How Can There Be A Crime Without A Victim
On tonight’s broadcast, Rob made statements that the regulations on tobacco encourage the government to put regulation on other consumables as well. Soda drinks was one such consumable that was mentioned. All of these regulations and laws can be grouped in the classification of behavior control, regulating what a person does with their own person independent of others. Another classification that is often used is that of ‘victimless crime’ since in order for there to be a real crime there has to be a victim and a perpetrator who have to be different people.
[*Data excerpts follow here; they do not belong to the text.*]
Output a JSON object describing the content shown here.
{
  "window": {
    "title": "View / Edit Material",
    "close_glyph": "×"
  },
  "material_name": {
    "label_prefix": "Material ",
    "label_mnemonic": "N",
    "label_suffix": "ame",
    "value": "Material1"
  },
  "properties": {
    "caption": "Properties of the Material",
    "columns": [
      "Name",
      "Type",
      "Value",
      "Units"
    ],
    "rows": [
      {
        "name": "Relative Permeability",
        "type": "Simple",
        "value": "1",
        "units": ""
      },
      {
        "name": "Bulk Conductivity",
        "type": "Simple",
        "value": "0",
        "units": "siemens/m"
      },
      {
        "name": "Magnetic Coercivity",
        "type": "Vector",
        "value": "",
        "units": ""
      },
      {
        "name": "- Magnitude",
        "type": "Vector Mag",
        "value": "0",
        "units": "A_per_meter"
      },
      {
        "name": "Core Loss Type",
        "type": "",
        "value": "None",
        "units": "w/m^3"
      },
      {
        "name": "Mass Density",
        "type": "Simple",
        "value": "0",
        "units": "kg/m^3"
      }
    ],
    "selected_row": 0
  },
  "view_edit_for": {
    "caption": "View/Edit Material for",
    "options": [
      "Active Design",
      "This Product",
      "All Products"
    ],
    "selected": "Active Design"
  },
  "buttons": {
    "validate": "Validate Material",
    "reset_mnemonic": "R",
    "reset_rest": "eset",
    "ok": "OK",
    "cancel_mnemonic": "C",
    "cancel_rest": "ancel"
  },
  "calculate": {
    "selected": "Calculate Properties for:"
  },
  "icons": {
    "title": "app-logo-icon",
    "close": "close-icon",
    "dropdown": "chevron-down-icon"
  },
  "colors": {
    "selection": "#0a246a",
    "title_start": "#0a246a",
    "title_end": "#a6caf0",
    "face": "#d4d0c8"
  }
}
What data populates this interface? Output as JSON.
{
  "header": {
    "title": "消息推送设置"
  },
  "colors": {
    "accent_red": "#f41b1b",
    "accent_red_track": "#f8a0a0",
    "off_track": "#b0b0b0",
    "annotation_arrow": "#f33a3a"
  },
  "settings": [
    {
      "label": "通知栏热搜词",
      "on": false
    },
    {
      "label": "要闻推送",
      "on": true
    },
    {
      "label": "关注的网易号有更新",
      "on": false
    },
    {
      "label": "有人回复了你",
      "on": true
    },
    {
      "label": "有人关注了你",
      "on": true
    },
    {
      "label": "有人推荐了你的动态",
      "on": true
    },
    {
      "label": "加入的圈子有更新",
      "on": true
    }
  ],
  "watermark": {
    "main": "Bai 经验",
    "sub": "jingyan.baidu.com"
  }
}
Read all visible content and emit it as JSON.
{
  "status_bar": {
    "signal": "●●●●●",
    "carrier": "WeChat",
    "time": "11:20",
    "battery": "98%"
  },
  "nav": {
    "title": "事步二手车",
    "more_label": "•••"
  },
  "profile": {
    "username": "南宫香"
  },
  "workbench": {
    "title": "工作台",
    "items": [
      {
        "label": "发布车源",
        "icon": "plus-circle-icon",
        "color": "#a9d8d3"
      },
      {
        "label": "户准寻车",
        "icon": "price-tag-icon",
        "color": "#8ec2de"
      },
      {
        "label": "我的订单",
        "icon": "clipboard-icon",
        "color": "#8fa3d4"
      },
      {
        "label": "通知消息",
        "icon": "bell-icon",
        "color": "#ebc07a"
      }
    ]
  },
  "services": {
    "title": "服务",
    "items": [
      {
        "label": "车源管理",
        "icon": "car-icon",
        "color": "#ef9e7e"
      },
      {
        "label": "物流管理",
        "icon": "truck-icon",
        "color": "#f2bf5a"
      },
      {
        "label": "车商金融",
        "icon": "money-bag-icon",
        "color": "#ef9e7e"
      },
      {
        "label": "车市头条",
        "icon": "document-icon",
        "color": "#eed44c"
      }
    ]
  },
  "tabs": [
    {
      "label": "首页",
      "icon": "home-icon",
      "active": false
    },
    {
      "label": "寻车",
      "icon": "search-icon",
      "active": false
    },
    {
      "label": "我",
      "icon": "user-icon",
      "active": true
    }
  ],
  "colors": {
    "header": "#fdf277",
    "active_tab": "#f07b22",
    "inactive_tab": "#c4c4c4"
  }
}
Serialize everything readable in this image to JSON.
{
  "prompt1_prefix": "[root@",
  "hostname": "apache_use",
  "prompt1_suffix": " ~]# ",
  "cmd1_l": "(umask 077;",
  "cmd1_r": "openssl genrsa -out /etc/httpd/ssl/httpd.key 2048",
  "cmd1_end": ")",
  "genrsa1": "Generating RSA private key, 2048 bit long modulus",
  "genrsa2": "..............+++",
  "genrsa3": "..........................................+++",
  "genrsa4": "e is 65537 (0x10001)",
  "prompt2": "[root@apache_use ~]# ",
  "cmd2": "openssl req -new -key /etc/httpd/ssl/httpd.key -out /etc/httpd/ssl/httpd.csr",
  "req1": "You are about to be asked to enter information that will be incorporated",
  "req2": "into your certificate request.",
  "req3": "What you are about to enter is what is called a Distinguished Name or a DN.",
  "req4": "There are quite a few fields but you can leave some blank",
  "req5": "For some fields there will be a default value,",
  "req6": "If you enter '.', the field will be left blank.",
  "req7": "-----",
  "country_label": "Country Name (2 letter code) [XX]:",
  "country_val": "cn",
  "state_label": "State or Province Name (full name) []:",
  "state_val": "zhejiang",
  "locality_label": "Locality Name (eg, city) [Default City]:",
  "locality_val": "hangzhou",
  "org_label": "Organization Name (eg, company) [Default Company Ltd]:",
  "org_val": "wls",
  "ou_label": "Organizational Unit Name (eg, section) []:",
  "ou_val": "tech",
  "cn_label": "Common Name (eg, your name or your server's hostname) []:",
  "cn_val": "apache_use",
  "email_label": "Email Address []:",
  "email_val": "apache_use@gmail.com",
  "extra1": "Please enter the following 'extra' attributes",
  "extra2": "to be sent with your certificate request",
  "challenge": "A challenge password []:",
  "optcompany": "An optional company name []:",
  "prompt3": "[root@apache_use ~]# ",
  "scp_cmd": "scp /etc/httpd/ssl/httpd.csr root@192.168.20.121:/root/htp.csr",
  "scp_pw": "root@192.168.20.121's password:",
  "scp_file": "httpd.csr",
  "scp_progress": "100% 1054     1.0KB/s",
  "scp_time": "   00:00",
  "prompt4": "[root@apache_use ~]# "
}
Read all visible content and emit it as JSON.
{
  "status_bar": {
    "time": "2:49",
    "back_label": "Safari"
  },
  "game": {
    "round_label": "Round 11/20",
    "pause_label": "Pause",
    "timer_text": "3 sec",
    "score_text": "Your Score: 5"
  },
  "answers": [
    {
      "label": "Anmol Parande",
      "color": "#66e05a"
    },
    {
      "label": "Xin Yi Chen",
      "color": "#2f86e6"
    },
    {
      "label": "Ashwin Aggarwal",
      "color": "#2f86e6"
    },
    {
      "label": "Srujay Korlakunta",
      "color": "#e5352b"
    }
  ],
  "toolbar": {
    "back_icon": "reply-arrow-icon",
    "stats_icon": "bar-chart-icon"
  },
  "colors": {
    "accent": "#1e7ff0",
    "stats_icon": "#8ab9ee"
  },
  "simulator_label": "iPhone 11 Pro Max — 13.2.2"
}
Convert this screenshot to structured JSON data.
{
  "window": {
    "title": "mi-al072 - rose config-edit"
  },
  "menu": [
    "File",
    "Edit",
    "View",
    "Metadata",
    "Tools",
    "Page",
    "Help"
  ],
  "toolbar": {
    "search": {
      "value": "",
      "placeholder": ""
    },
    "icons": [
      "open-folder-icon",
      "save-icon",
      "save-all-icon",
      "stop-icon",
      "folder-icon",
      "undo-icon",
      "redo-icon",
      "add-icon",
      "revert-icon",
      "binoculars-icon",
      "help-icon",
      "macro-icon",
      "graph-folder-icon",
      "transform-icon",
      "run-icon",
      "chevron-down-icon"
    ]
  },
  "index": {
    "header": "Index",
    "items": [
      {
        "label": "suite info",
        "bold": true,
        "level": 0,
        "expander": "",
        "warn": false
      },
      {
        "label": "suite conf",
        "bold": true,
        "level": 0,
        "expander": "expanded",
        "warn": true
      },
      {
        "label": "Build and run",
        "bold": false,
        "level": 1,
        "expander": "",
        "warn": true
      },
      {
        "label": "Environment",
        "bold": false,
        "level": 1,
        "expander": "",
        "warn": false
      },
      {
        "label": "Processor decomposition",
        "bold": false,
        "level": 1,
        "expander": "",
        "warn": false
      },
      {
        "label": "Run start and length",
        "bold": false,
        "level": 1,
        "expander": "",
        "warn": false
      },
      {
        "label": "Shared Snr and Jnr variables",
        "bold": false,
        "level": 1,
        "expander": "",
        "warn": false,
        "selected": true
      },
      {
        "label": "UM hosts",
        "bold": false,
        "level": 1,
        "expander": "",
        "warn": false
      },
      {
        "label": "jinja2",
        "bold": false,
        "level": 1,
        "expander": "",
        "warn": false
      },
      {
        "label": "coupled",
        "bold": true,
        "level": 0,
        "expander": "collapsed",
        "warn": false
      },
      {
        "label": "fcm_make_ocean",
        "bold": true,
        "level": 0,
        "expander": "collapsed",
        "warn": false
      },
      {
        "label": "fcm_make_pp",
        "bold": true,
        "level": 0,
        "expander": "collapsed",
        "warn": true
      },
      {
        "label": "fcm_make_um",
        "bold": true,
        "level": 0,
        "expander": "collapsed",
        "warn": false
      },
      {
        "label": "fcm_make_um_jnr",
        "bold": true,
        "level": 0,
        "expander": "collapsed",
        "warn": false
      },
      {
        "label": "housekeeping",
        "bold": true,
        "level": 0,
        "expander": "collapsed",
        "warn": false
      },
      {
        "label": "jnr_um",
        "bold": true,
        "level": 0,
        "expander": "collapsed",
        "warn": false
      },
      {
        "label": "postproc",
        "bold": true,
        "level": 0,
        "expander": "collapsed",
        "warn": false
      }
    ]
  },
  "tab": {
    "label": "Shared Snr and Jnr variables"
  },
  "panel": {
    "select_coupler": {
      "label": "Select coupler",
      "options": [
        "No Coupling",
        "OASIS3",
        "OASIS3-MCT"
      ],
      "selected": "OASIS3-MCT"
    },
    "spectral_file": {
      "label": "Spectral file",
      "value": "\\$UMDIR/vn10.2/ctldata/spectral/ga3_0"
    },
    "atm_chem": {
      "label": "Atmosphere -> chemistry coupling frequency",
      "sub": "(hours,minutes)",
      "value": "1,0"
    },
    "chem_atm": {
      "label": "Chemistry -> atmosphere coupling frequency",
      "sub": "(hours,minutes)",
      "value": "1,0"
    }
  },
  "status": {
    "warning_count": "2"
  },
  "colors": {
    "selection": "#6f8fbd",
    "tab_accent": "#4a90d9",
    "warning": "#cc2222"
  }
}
Robs comments jogged my memory of a case many years ago when someone in Texas appealed his conviction for not wearing a seat belt. Although he lost his appeal, one of the judges sharply dissented writing the following:
In adhering to the principle that government can legitimately punish behavior only when it inflicts harm on another, but not when it is self-harmful or merely unwise, I echo the view expressed by both Louis D. Brandeis and John Stuart Mills. Brandeis evaluated the ‘right to be left alone’ as ‘the most valued by civilized men’. .... John Stuart Mill wrote in his political discourse ‘On Liberty’, ‘The sole end for which mankind are warranted, individually or collectively, in interfering with the liberty of action of any of their number, is self-protection… The only purpose for which power can be rightfully exercised over any member of a civilized community, against his will, is to prevent harm to others…The only part of the conduct of anyone for which he is amenable to society, is that which concerns others. In the part which merely concerns himself, his independence is, of right, absolute. Over himself, over his own body and mind, the individual is sovereign.
Because I am afraid that if we uphold the authority of the State to punish one’s failure to use a seat-belt, we are one more step on our way to an Orwellian society in which the State can punish merely for smoking cigarettes, for not brushing one’s teeth, or for being foolish, I must dissent.
Considering that this was written in 1987 before there were bans on tobacco use, one can see how prophetic the judge was in his dissenting decision. Have we already reach the Orwellian society he predicted? As we seem to have become comfortable with the various restrictions in our personal lives, I can’t see anything impeding us from that nefarious achievement.